Jane Rylands, from family kitchen appliance providers Belling, offers her advice for people looking to creating a mouth-watering curry night-in that everyone can enjoy.
When it comes to home cooking, dietary requirements and fussy eating mean that 29% of UK households are having to make several different meals a night just to keep up with who can and will eat what (Belling). 26% even said that cooking this way makes it difficult to sit down and eat meals as a family.
If you find yourself regularly cooking multi-meals then curry could help, as it's easy to make and customisable enough to suit almost every household's preferences. There are so many different varieties, each with different flavours, textures, and ingredients, that a full-blown curry feast could be the perfect way to get everybody to sit down for a meal together — and maybe even try something new. So, below are my tips for putting together a curry night for your family.

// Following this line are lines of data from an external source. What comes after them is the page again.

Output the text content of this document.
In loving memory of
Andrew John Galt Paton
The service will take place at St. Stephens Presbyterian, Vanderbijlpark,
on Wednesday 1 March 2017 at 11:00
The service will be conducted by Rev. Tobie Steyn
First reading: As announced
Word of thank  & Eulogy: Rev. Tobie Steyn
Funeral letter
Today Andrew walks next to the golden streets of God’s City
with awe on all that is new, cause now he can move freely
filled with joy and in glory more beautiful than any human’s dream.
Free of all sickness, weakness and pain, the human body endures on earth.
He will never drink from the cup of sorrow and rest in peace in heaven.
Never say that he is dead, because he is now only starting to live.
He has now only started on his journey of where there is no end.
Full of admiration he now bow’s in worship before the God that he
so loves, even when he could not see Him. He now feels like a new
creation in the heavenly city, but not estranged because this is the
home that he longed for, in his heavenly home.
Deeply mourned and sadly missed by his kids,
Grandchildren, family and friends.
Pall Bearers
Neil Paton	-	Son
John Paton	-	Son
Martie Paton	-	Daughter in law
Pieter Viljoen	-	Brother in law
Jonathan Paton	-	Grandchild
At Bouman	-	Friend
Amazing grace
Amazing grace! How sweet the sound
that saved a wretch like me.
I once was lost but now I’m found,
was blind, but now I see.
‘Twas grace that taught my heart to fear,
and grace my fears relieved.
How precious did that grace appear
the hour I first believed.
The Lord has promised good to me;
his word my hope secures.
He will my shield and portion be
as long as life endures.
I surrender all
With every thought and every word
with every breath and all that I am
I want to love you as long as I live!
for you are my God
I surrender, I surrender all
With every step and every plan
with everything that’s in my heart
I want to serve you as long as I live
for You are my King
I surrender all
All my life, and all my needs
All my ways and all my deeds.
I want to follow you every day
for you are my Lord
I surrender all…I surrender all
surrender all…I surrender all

It can sometimes be tricky to get fussy eaters to try new foods, so take advantage of the versatility of curry to cater to all tastes.
It's a good idea to look up recipes for several dishes each containing different ingredients, particularly different meats. One approach is to choose a red meat, white meat, and fish dish to cook, as well as a meat-free curry for vegans and vegetarians that is thickened with lentils.
Consider the appearance of your chosen dishes, too, especially what colour they are. Cooking a few different dishes in various exciting colours can tempt your family into trying a little bit of everything and, by doing so, they could discover new things that they like. A tomato-based recipe will produce a ruby red curry, while recipes that add turmeric to cream will create a vibrant yellow. You could also try blending coriander, spinach, lime, and kaffir into a paste to add to coconut milk, resulting in green and flavourful sauce.
Keep track of which recipes they like and which they don't to use as inspiration for future meals.
Whichever curries you choose to make, if you make them yourself you can ensure they are packed with flavour — perfect for sneaking in lots of healthy fruits and vegetables, which is handy if you struggle to get your family to eat their greens.
Start with the aromatics to create a base. For many recipes, these will be onion, garlic, ginger, or a combination of all three. Then, add your spices. Each curry is made up from a different blend of spices, but all of them will benefit from a long, slow cook to enhance the flavour.
Aim to include some sweeter sauces made with coconut, almond, and sugar, such as a korma or pasanda, for people who aren't keen on spice and you should have enough dishes to satisfy even the fussiest family members.
Remember to keep track of the recipes you try, particularly which spices you used and in what quantities. Like many authentic curries, the most successful dishes you create could become firm family favourites, and your notes could then be passed down for future generations to recreate.
Curry dishes are best served alongside tasty accompaniments that, luckily for you, all family members can help to make. Preparing these simple side dishes can get everyone in the kitchen working together as a unit, giving you more time to work on your secret recipes.
Some are very simple, like raita, which is made by mixing chopped up cucumber, mint, coriander, and yoghurt. Even soft and fluffy naan bread is just a basic bread dough that has been rolled into balls and flattened, ready to grill or fry.
Samosas are another very popular side, and surprisingly easy to make if you use pre-made filo pastry sheets. Simply fill with peas and grated vegetables, fold into triangles, and bake — a process so simple, you'll have kids, parents, and grandparents lining up to give it a go.
The tips in this guide can help you plan a vibrant curry feast for your family that encourages them to try new dishes, eat their vegetables, and maybe even roll up their sleeves to help out in the kitchen.